Effects of Cancer Stem Cells in Triple-Negative Breast Cancer and Brain Metastasis: Challenges and Solutions
Division of Neurosurgery, Department of Surgery, Taipei Medical University-Shuang Ho Hospital, New Taipei City 23561, Taiwan
Taipei Neuroscience Institute, Taipei Medical University, Taipei 11031, Taiwan
Taipei Medical University (TMU) Research Center for Cell Therapy and Regeneration Medicine, Taipei Medical University, Taipei 11031, Taiwan
Graduate Institute of Clinical Medicine, College of Medicine, Taipei Medical University, Taipei 11031, Taiwan
Department of Neurology, School of Medicine, College of Medicine, Taipei Medical University, Taipei 11031, Taiwan
Author to whom correspondence should be addressed.
These authors contributed equally to this work.
Cancers 2020, 12(8), 2122; https://doi.org/10.3390/cancers12082122
Received: 30 June 2020 / Revised: 25 July 2020 / Accepted: 27 July 2020 / Published: 31 July 2020
(This article belongs to the Special Issue Triple-Negative Breast Cancer: Molecular Characteristics, Treatment Challenges and Solutions)
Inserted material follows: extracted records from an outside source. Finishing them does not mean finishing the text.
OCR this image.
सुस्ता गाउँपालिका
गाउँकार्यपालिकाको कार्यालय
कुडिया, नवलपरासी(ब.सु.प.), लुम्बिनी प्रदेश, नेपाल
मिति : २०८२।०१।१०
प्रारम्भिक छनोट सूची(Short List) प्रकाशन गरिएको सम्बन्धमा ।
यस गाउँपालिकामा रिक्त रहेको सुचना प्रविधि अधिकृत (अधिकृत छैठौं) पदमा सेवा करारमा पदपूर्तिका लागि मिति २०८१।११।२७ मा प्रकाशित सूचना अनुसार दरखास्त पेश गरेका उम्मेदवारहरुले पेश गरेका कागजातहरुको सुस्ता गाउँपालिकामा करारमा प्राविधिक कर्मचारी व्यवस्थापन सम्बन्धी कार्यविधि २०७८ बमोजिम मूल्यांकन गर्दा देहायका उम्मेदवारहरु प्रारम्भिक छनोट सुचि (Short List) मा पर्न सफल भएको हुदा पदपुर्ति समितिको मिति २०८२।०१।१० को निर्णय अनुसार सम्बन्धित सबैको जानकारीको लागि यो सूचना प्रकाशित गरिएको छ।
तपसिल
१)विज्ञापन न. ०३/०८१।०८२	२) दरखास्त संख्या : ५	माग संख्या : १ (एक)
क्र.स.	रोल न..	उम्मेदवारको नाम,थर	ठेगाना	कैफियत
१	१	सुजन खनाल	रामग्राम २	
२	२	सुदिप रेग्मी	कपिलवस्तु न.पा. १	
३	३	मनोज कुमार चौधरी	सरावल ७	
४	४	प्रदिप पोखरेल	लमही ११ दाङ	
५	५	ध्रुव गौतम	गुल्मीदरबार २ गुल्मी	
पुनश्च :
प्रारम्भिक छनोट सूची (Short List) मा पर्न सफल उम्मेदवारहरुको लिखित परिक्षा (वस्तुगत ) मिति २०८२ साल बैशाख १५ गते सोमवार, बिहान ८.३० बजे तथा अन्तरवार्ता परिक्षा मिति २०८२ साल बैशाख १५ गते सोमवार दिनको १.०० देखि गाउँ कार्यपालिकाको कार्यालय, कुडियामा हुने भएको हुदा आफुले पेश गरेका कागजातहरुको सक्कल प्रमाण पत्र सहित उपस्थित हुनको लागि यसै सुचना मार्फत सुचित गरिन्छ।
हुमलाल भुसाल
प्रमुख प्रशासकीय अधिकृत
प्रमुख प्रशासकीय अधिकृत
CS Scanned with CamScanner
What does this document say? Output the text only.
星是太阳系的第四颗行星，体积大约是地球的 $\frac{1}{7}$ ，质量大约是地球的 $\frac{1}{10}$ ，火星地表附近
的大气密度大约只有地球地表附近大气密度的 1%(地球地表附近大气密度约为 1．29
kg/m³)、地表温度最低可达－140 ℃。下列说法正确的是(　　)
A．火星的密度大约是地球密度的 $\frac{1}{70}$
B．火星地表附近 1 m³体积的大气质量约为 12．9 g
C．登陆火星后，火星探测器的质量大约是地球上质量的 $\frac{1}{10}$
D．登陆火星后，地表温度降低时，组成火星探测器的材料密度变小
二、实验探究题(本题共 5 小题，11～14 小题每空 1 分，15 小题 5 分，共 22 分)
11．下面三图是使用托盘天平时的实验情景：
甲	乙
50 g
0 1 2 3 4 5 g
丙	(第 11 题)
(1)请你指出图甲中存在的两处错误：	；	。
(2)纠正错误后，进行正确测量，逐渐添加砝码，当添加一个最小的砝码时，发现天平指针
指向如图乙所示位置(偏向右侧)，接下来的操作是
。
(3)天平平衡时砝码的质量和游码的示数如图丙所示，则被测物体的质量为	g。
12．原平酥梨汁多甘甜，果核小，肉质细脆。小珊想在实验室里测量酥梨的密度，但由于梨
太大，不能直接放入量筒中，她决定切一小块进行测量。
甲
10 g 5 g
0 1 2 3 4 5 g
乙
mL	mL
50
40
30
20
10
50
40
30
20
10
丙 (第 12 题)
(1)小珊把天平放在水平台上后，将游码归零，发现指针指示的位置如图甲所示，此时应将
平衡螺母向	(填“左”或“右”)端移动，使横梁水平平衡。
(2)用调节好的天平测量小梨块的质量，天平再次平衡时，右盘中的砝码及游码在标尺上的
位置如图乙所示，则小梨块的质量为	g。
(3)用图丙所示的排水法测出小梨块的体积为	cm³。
A higher propensity of developing brain metastasis exists in triple-negative breast cancer (TNBC). Upon comparing the metastatic patterns of all breast cancer subtypes, patients with TNBC exhibited increased risks of the brain being the initial metastatic site, early brain metastasis development, and shortest brain metastasis-related survival. Notably, the development of brain metastasis differs from that at other sites owing to the brain-unique microvasculature (blood brain barrier (BBB)) and intracerebral microenvironment. Studies of brain metastases from TNBC have revealed the poorest treatment response, mostly because of the relatively backward strategies to target vast disease heterogeneity and poor brain efficacy. Moreover, TNBC is highly associated with the existence of cancer stem cells (CSCs), which contribute to circulating cancer cell survival before BBB extravasation, evasion from immune surveillance, and plasticity in adaptation to the brain-specific microenvironment. We summarized recent literature regarding molecules and pathways and reviewed the effects of CSC biology during the formation of brain metastasis in TNBC. Along with the concept of individualized cancer therapy, certain strategies, namely the patient-derived xenograft model to overcome the lack of treatment-relevant TNBC classification and techniques in BBB disruption to enhance brain efficacy has been proposed in the hope of achieving treatment success.